Retina Model based Adaptive Neurological Denoising for Improved Image Quality Assessment
Abstract
It has long been realized that the research of image quality assessment (IQA) should take into account properties of the human visual system (HVS). Earlier attempts of HVS model based IQA methods took the reverse engineering type of approach to approximately emulate each known functional components of the HVS. Given the high complexity of the human visual brain, rather than explicitly modelling the HVS from the biological level, in this paper we develop an information theoretic model of retina, which is the very first neurological component of the HVS that acts as a bridge between the raw visual input and deeper processing mechanisms in high level vision. Since the information rate of visual signals is far beyond the processing capability of the visual brain, the design principle of the retina model is ``perception as data reduction''. The retina is believed to act as a neurological denoiser that trims down the input data load while retaining vital information for visual perception. The neurological denoiser can be used in a correctional prefiltering stage for current IQA methods. The result also provides information theoretical justification for the empirical findings in recent IQA research that proper data reduction by down-sampling/low-pass filtering improves the performance of IQA metrics. By concatenating the proposed neurological denoiser with existing IQA metrics as a preprocessing step (i.e. filtering both the original and the distorted images before calculating the full-reference quality metrics), performance of many IQA metrics, e.g. PSNR and SSIM can be effectively enhanced. We show in this paper that the neurological denoiser can enhance the accuracy of straightforward algorithms e.g. PSNR, to a level on par with state-of-the-art image quality metrics on several image quality databases.

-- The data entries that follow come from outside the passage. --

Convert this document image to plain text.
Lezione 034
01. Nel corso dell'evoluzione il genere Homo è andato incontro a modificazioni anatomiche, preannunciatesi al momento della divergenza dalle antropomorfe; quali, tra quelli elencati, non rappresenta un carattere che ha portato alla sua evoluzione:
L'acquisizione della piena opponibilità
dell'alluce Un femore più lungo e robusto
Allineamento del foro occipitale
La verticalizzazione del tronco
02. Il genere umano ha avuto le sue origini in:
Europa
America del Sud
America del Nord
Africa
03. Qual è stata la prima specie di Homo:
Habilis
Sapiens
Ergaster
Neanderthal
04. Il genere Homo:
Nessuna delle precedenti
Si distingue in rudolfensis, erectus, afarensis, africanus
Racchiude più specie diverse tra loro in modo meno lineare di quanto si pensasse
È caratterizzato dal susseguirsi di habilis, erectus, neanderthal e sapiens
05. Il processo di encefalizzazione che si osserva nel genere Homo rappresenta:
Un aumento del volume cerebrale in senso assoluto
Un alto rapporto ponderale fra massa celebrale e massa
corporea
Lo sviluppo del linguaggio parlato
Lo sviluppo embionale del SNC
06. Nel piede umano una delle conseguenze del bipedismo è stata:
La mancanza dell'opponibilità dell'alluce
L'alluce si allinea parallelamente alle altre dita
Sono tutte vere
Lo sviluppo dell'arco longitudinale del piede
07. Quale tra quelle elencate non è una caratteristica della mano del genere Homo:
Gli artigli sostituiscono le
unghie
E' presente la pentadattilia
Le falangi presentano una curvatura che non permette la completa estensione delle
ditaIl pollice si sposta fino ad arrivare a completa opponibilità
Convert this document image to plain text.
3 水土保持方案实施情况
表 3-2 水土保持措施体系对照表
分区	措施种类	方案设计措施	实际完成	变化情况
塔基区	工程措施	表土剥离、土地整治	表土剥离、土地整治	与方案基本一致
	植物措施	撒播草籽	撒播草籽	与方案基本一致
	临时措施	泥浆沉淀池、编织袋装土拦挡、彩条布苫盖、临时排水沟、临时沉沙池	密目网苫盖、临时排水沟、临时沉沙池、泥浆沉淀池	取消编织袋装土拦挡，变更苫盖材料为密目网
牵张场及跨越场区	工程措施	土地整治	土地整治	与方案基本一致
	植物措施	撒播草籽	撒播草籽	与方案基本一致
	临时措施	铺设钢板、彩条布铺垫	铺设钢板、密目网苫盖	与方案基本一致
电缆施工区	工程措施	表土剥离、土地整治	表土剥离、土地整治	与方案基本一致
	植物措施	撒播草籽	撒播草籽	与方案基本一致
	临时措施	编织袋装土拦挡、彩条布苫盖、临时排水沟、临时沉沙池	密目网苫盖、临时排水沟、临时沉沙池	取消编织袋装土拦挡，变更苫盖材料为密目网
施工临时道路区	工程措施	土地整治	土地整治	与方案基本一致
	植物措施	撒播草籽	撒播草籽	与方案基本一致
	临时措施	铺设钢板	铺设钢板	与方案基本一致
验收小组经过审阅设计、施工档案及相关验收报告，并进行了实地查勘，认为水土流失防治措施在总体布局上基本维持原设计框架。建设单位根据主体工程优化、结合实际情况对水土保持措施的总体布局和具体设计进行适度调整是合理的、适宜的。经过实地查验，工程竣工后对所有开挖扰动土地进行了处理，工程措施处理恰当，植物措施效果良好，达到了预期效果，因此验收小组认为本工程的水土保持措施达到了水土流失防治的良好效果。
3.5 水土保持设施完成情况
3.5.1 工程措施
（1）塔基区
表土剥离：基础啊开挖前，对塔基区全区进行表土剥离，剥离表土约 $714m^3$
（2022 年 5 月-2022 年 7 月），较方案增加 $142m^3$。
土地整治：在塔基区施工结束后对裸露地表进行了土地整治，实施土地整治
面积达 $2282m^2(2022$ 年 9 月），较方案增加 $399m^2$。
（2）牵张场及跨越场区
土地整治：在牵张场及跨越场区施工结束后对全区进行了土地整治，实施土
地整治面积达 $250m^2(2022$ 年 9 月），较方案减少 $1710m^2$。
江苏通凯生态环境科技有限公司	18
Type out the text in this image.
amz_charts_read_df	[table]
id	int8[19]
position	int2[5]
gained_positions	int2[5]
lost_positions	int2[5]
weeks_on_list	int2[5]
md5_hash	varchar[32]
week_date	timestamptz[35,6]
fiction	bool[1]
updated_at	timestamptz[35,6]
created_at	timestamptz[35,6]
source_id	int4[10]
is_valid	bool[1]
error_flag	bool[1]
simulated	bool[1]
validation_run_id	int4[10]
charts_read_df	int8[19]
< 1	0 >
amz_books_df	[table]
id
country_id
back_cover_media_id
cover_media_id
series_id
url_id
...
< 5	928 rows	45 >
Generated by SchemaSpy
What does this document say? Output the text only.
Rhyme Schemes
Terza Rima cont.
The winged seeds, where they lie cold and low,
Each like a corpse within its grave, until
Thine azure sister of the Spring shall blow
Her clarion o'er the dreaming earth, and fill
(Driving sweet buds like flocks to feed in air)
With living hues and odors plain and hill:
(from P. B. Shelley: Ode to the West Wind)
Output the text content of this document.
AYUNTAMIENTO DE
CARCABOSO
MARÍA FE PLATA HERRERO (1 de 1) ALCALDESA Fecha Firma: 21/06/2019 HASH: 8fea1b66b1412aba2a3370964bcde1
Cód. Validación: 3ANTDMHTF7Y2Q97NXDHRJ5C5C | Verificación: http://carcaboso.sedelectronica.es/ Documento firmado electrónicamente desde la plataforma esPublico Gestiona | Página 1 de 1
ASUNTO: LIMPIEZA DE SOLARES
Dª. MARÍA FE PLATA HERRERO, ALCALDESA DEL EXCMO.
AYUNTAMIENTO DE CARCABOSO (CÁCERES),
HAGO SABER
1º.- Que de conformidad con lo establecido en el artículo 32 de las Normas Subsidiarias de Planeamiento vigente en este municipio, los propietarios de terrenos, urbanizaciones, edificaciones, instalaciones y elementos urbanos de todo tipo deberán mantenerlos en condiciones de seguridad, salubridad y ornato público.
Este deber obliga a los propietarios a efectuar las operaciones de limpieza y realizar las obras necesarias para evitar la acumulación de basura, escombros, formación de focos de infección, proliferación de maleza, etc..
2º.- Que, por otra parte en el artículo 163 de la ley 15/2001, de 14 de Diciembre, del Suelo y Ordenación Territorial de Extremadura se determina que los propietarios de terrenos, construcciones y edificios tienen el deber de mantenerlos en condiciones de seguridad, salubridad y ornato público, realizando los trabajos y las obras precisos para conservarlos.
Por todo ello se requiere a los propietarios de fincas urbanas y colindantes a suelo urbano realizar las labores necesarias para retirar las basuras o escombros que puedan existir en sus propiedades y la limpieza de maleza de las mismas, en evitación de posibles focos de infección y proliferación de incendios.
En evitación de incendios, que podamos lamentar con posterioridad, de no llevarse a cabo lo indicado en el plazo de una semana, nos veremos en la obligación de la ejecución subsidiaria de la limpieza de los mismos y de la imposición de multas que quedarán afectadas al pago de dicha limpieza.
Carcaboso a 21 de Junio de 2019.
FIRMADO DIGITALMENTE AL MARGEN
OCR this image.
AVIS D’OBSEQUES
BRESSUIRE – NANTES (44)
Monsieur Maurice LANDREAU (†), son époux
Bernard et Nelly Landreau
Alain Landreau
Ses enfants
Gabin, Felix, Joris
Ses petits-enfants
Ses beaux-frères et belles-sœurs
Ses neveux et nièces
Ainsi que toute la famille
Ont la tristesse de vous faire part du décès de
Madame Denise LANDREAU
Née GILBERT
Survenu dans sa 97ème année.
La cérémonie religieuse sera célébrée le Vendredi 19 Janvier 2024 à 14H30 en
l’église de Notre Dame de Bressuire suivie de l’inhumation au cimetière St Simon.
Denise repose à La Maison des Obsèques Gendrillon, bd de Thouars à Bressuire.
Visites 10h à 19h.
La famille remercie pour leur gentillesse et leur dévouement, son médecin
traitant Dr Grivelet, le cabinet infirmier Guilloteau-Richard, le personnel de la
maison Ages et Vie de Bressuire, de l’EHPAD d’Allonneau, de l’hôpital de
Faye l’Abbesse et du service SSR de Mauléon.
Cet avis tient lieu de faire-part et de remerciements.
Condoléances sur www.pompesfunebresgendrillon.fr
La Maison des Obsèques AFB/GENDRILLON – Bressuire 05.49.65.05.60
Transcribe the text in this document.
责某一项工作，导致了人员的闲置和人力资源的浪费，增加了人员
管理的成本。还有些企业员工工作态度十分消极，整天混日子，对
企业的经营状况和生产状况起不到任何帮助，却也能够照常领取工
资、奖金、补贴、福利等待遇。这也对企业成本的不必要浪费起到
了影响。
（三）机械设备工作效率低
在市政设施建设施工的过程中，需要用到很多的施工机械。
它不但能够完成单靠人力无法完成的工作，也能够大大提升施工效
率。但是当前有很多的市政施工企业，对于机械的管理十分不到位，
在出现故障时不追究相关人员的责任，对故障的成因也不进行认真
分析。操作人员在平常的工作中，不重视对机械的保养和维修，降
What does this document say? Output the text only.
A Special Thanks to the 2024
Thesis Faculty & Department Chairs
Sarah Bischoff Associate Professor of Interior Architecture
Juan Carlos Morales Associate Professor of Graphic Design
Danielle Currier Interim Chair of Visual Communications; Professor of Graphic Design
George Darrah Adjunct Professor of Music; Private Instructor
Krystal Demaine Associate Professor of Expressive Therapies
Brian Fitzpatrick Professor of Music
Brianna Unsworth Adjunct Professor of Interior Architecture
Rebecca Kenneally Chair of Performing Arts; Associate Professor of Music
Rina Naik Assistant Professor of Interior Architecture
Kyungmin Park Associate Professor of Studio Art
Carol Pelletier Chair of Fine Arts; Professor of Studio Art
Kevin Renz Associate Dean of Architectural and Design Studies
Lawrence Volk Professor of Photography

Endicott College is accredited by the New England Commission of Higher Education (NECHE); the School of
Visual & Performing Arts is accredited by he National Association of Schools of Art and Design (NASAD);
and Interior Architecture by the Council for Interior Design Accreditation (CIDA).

SpeakerProf. Guangtao ZHAI | |
Date & Time21 Jan 2014 (Tuesday) 15:00 - 16:00 | |
VenueJ322 (University of Macau) | |
Organized byDepartment of Computer and Information Science |
Biography
Prof. Zhai received the B.E. and M.E. degrees from Shandong University, Shandong, China, in 2001 and 2004, respectively, and the Ph.D. degree from Shanghai Jiao Tong University, Shanghai, China, in 2009. He is currently a Research Professor at the Institute of Image Communication and Information Processing, Shanghai Jiao Tong University. From August 2006 to February 2007, he was a Student Intern with the Institute for Infocomm Research, Singapore. From March 2007 to January 2008, he was a Visiting Student with the School of Computer Engineering, Nanyang Technological University, Singapore. From October 2008 to April 2009, he was a Visiting Student with the Department of Electrical and Computer Engineering, McMaster University, Hamilton, ON, Canada, where he was a Post-Doctoral Fellow from January 2010 to March 2012. His current research interests include multimedia signal processing and perceptual signal processing. He received the prestigious National Excellent Doctoral Dissertation Award (百优博) in 2013.